Illinois Department of Transportation: Whose Right of Way is it Anyway?
A road's right of way is something often taken for granted, but is more important than one might think. A typical person may recognize a right of way as the driving lanes, shoulders, ditches, and slight corners at intersections. In fact, a right of way is defined by the Illinois Department of Transportation as "the land, or interest therein, acquired for or devoted to a highway," and the Illinois Highway Code's definition of "highway" is even broader, including land bordering the road surface (e.g., ditches, drainage structures, etc.).
In all likelihood, a township doesn't own the land on both sides of the highway, but rather has an easement or a right to use the land for highway purposes. That easement is a public right of way. Often times the Road Commissioner has the responsibility to maintain, regulate and control the activities on a public right of way to provide efficient operation of the county road system. This includes the power to cut down or plant trees, expand portions of the road, and add gravel or pave the road without having to ask a specific resident's permission. The Road District may also permit others, such as utility providers, to use the right of way or easement itself for sewer or water lines.
So why should anyone other than the Road Commissioner care about the right of way? Well, it could have an impact on your safety as a driver, pedestrian or resident of the county. Encroachment onto a public road's right of way can be a safety hazard. For example, planting crops within the right of way might obstruct a drivers' view of traffic signs or other vehicles at a rural intersection. In addition, crop encroachment into ditches can affect proper drainage, clog culverts or jeopardize the stability and integrity of the road itself. Interference with the utilities underneath the right of way can also expose residents to safety hazards. Public utility companies are permitted to use the right of way to install gas, power, and telephone lines, but the use of plows or other heavy farming machinery can damages these utility lines or create potentially dangerous situations for residents and utility workers.

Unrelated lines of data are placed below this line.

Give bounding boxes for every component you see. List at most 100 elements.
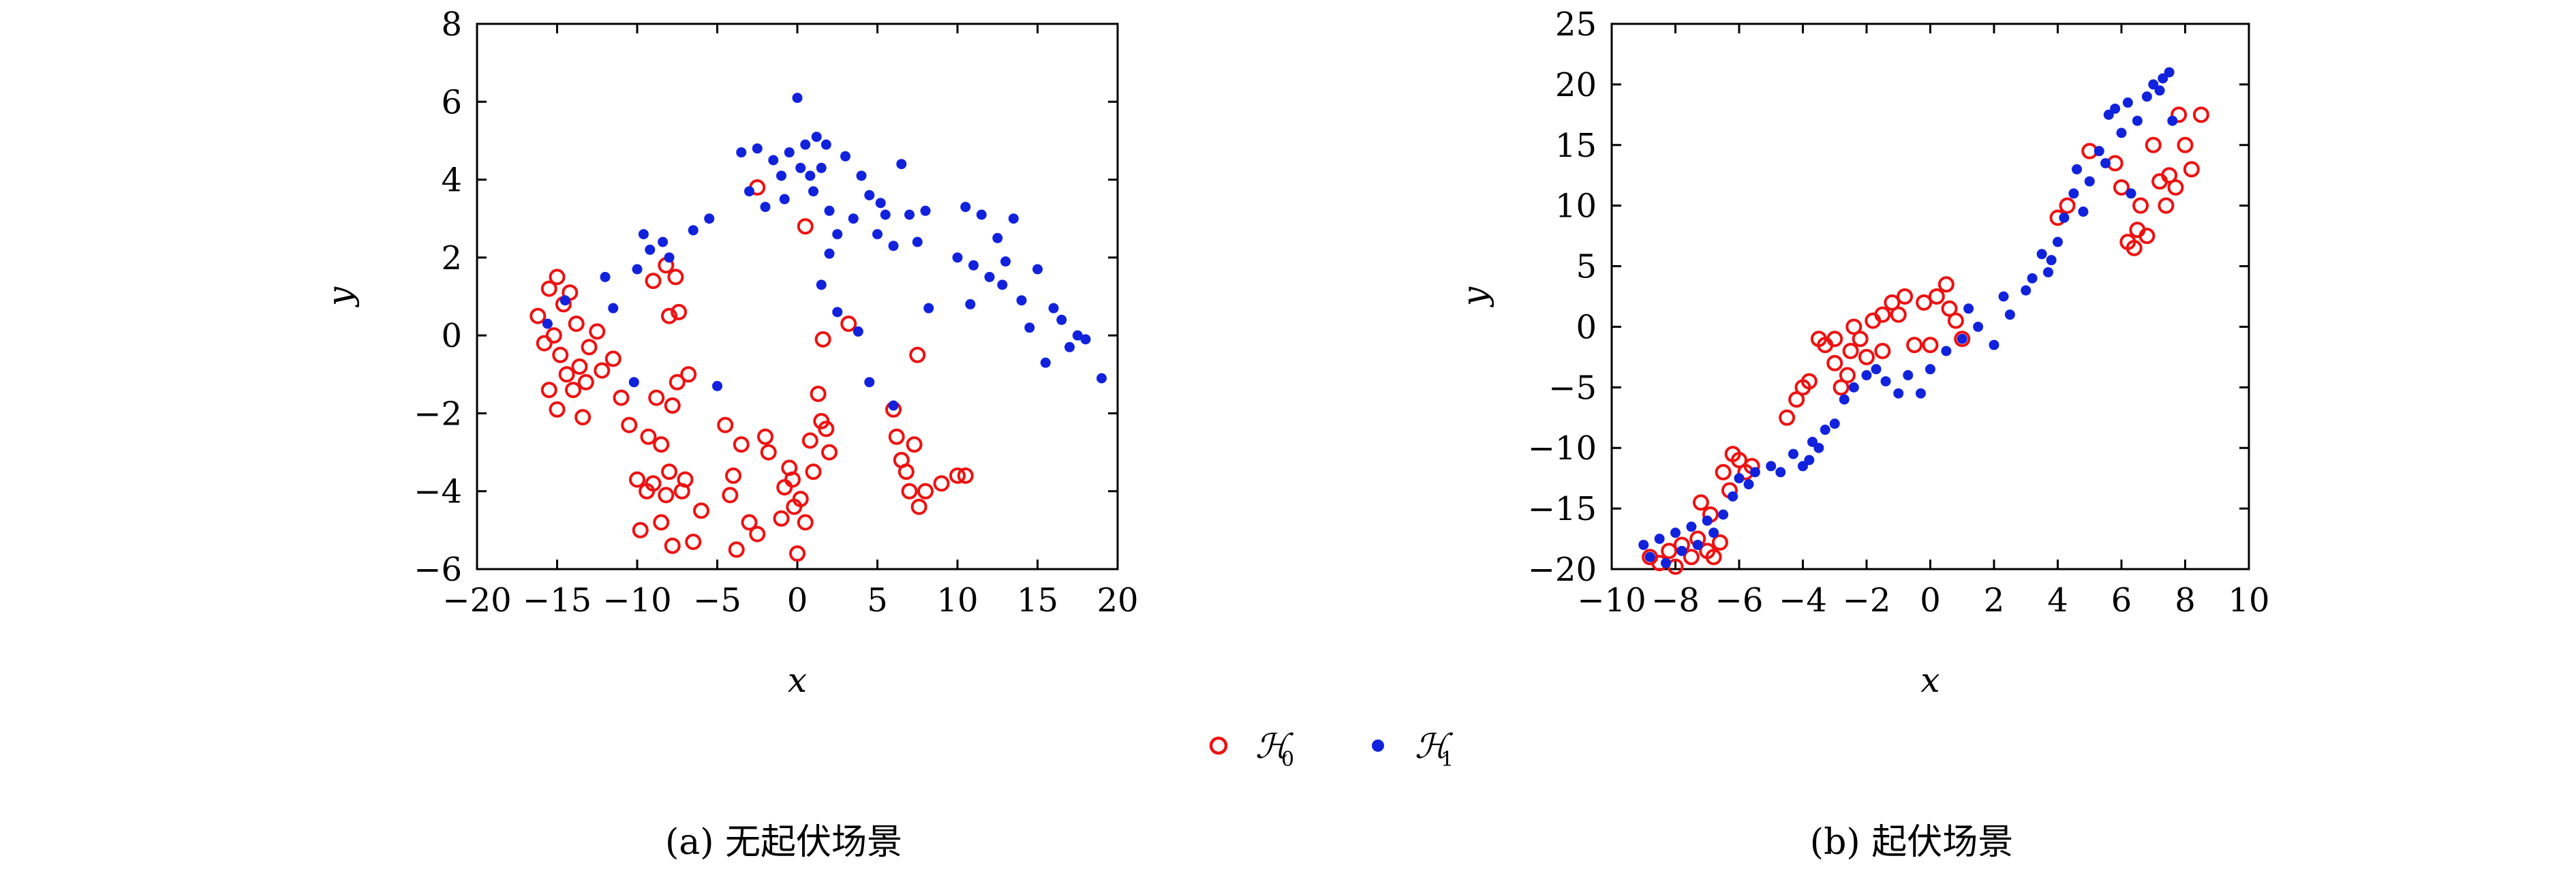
- h1-point: [1008, 213, 1019, 224]
- h0-point: [1826, 331, 1843, 348]
- h0-point: [667, 269, 684, 286]
- h0-point: [565, 382, 581, 399]
- h0-point: [757, 428, 773, 445]
- h0-point: [536, 335, 553, 352]
- h1-point: [1788, 448, 1798, 459]
- h1-point: [1676, 545, 1687, 556]
- h1-point: [2059, 212, 2070, 223]
- x-tick-label: 0: [787, 581, 808, 620]
- h0-point: [801, 432, 818, 449]
- y-tick-label: −10: [1528, 429, 1597, 468]
- h1-point: [1048, 303, 1059, 314]
- h1-point: [816, 162, 827, 173]
- h1-point: [872, 229, 883, 240]
- h1-point: [2042, 266, 2053, 277]
- h1-point: [600, 271, 611, 282]
- h0-point: [540, 382, 557, 399]
- h1-point: [856, 170, 867, 181]
- h0-point: [530, 307, 547, 324]
- h1-point: [952, 252, 963, 263]
- h0-point: [910, 498, 927, 515]
- h0-point: [621, 416, 638, 433]
- h0-point: [1800, 373, 1818, 390]
- h0-point: [661, 463, 677, 481]
- x-tick-label: 6: [2111, 581, 2132, 620]
- h1-point: [1749, 467, 1760, 478]
- h0-point: [1842, 343, 1859, 359]
- h0-point: [1897, 288, 1914, 305]
- h1-point: [2122, 97, 2133, 108]
- h0-point: [645, 475, 662, 492]
- h0-point: [728, 541, 745, 558]
- h1-point: [776, 170, 786, 181]
- h1-point: [1813, 442, 1824, 453]
- x-tick-label: 10: [2228, 581, 2269, 620]
- x-tick-label: −20: [442, 581, 511, 620]
- h1-point: [1963, 303, 1974, 314]
- h1-point: [1775, 467, 1786, 478]
- h0-point: [1937, 276, 1954, 293]
- h1-point: [760, 202, 771, 213]
- x-tick-label: −10: [1577, 581, 1646, 620]
- h1-point: [2158, 73, 2168, 84]
- h1-point: [888, 400, 899, 411]
- h0-point: [2192, 106, 2209, 123]
- h0-point: [1884, 294, 1901, 311]
- h0-point: [1845, 318, 1862, 335]
- h1-point: [1686, 521, 1697, 532]
- h1-point: [1743, 479, 1754, 490]
- h1-point: [1734, 473, 1745, 484]
- h1-point: [2072, 164, 2083, 174]
- h1-point: [645, 244, 656, 255]
- h0-point: [1858, 348, 1875, 365]
- h1-point: [2046, 255, 2057, 266]
- h1-point: [1798, 461, 1808, 472]
- h0-point: [1833, 379, 1850, 396]
- h1-point: [2154, 85, 2165, 96]
- h1-point: [792, 93, 803, 104]
- h0-point: [549, 269, 566, 286]
- h0-point: [1705, 549, 1722, 566]
- h1-point: [864, 377, 875, 388]
- h0-point: [632, 521, 649, 538]
- h0-point: [661, 307, 677, 324]
- h1-point: [688, 225, 699, 236]
- h0-point: [909, 346, 926, 363]
- h1-point: [896, 159, 907, 170]
- h1-point: [992, 232, 1003, 243]
- h1-point: [880, 209, 891, 220]
- h1-point: [1056, 314, 1067, 325]
- caption-b: (b) 起伏场景: [1810, 822, 2013, 863]
- h0-point: [669, 373, 686, 391]
- h0-point: [571, 358, 588, 375]
- h1-point: [832, 229, 843, 240]
- h1-point: [848, 213, 859, 224]
- h1-point: [1660, 558, 1671, 568]
- h1-point: [2148, 79, 2159, 90]
- h0-point: [2145, 136, 2162, 153]
- h1-point: [1638, 539, 1649, 550]
- h0-point: [693, 502, 709, 519]
- h1-point: [1670, 528, 1681, 538]
- h0-point: [604, 350, 622, 367]
- h0-point: [581, 339, 598, 356]
- h1-point: [1871, 364, 1882, 375]
- h0-point: [568, 316, 585, 332]
- h0-point: [1906, 337, 1923, 354]
- h1-point: [800, 139, 811, 150]
- h1-point: [912, 237, 923, 247]
- h1-point: [2078, 207, 2089, 217]
- h1-point: [2141, 91, 2152, 102]
- h0-point: [1692, 494, 1709, 511]
- h0-point: [1928, 288, 1945, 305]
- h0-point: [821, 444, 838, 461]
- y-tick-label: 20: [1555, 66, 1597, 104]
- h0-point: [629, 471, 645, 488]
- h1-point: [559, 295, 570, 306]
- x-tick-label: 20: [1097, 581, 1138, 620]
- y-tick-label: 0: [441, 317, 462, 355]
- h1-point: [1040, 357, 1051, 368]
- h1-point: [1848, 382, 1859, 393]
- x-tick-label: −6: [1715, 581, 1764, 620]
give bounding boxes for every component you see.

Yet before determining whether the right of way has been encroached upon, it must first be determined how a right of way is created. A highway can be created in one of the three ways: (1) statute, (2) dedication or (3) prescription. 605 ILCS 5/2-202. A highway created by statute means that the Illinois statutes established the authority to create the various highway systems and provide the financial ability to fund their construction and/or purchase of the necessary right of way. A recorded plat is an example of a highway created by statute. A highway created by dedication occurs when a landowner donates or dedicates land for public use as a highway, and the public accepts the dedication. 605 ILCS 5/2-202. For example, a public body that maintains the road by plowing and salting the roadway, maintains the culverts, and mows the corresponding rights of way may be evidence of dedication and acceptance. Finally, a highway may be created by prescription by the continuous and uninterrupted use by the public for fifteen years, with the owner's knowledge but without the owner's consent. Town of Deer Creek Road Dist. v. Hancock, 198 Ill. App. 3d 567 (3d Dist. 1990). A large majority of rural roads are established by prescription.
So how does one know if they are encroaching on the right of way? Typically, the width of a right of way is 66 feet wide, which means the right of way is approximately 33 feet on both sides of the center of the road. However, the width of the right of way on a rural road or larger highways varies. Thus, it is often difficult to determine the width a right of way established by easement because there is no standard width. However, Illinois cases have given us some guidance. For example, in Pilgrim v. Chamberlain, 91 Ill. App. 2d 233 (3d Dist. 1968) the Third District determined that the width of a gravel road extended "fence to fence." In Semmerling v. Hajek, 258 Ill. App. 3d 180 (2d Dist. 1994) the Second District determined the width of the right of way was the width of the pavement, plus six feet on either side. Finally, in Highland Park v. Driscoll, 24 Ill. 2d 281 (1962) the Illinois Supreme Court held that the right of way in that case extended the width of the pavement, plus the drainage ditches. Street signs and utility poles often serve as good indicators of right of way limits because they are typically located on the outer edge of a road's right of way, but further research is always recommended to learn as much about a road as possible. Your county highway engineer and local IDOT district office may have additional records that help you learn more about both the existence of right of way and its width.
Counties and townships expend a great deal of public money to maintain and preserve the roadways and ensure its safe and efficient operation. Residents should be familiar with the property and recognize the hazards resulting from encroaching or utilizing the public's right of way.